We will create a create_stuff_documents_chain chain that can generate LLM responses based on the context retrieved from documents.


from langchain.chains.combine_documents import create_stuff_documents_chain

prompt = ChatPromptTemplate.from_template("""Answer the following question based only on the provided context:

Question: {input}

Context: {context}
"""
)

document_chain = create_stuff_documents_chain(llm, prompt)

Let's first run our chain with the hard-coded context. In the following script, we ask a question and pass the context manually.

document_chain.invoke({
    "input": "What is the lowest ticket price for tennis games in Paris Olympics 2024?",
    "context": [Document(page_content = "The ticket prices for tennis games are 15, 10, 25 euros")]
})

Output:

'The lowest ticket price for tennis games in Paris Olympics 2024 is 10 euros.'

The Chat-GPT was intelligent enough to infer from the context that the lowest price is 10 euros.

However, we do not want to pass the context information manually. This kills the whole purpose of a chatbot. Instead, we want to provide the context information by searching the vector database containing the knowledge base. Then, we pass the searched context along with the input query to an LLM.

To do so, you can use your vector database's retriever() class and pass it along with the document_chain object to the create_retrieval_chain() class object.
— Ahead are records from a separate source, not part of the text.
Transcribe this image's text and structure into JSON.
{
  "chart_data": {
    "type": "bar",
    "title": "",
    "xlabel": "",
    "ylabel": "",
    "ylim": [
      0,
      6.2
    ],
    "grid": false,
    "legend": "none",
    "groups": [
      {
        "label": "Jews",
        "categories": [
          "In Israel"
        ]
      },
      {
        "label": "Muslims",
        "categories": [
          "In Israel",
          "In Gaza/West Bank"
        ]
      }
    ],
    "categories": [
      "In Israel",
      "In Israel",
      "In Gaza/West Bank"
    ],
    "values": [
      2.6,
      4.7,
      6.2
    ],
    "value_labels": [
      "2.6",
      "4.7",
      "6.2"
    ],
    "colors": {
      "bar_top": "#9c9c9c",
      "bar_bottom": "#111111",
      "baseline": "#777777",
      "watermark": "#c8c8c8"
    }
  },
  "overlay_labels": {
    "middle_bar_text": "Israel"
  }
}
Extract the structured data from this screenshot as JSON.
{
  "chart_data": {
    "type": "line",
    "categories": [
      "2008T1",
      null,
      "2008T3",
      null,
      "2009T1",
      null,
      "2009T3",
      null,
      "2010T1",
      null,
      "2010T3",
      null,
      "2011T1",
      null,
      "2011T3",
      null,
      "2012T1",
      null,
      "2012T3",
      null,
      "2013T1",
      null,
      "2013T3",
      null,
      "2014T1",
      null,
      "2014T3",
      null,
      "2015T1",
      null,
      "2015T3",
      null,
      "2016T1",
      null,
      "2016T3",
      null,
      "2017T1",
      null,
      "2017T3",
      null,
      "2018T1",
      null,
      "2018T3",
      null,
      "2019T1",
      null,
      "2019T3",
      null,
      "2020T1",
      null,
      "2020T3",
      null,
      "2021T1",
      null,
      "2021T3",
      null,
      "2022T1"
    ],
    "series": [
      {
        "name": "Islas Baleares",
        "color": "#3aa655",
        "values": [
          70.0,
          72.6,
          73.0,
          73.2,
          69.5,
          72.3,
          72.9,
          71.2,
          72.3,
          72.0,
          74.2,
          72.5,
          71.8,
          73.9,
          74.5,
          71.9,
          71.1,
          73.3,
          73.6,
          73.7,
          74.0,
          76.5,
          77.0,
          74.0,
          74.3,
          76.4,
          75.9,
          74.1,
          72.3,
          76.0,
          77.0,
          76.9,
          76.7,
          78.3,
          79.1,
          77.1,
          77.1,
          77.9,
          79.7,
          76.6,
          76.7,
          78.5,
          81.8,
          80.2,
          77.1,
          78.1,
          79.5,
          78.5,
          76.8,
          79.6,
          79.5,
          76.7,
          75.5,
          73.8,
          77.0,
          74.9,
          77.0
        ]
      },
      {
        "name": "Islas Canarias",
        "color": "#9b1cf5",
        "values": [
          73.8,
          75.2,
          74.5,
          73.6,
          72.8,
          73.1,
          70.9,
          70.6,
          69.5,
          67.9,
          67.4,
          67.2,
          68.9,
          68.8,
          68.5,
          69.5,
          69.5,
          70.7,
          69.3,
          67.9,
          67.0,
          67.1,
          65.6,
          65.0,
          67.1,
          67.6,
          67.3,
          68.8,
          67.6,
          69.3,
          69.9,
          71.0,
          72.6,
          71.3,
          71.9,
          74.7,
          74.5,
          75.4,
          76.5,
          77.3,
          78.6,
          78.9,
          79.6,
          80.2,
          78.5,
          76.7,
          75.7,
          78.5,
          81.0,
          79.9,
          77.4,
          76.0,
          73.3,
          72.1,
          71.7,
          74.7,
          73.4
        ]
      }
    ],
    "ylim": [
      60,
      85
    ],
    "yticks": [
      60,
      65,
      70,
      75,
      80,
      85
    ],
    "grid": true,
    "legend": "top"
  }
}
retriever = vector.as_retriever()
retrieval_chain = create_retrieval_chain(retriever, document_chain)

Next, you can call the invoke() method from your retrieval chain to generate the final response. This method will pass the query to the vector database, which returns the most similar document and stores it in the context variable. This context variable, along with the input from the retrieval chain, is passed to the document_chain, which returns the final response.

The following script implements the method to generate the final response.


def generate_response(query):
    response = retrieval_chain.invoke({"input": query})
    print(response["answer"])

Let's now ask some questions about the prices of tickets for the tennis games. The page for the tennis games' ticket prices looks like this.

image2.png

Let's first ask about the lowest-priced ticket.

query = "What is the lowest ticket price for tennis games?"
generate_response(query)

Output:

The lowest ticket price for tennis games is €30.

The above response is correct, as shown in the price table.

Let's see another example. The following output shows that the model correctly returns the category for the lowest-priced ticket.

query = "What is the category for the lowest ticket price for tennis games?"
generate_response(query)

Output:

The category for the lowest ticket price for tennis games is D.

You can also ask a more complicated question such as the following, and you will see that the model will generate a correct response.

query = "What is the maximum price for category B for men's single tennis games for non-medal games?"
generate_response(query)

Output:

The maximum price for category B for men's single tennis games for non-medal games is €185.

I tried asking further questions about other sports, game venues, etc., and the model always returned the correct response.

Conclusion

The retrieval augmented generation (RAG) technique has made it easy to develop customized chatbots on your data. In this tutorial, you saw how to develop a chatbot that can provide ticket information for all the games in the Paris Olympics. You can use the same approach to develop chatbots that query other data types such as PDFs, websites, text documents, etc.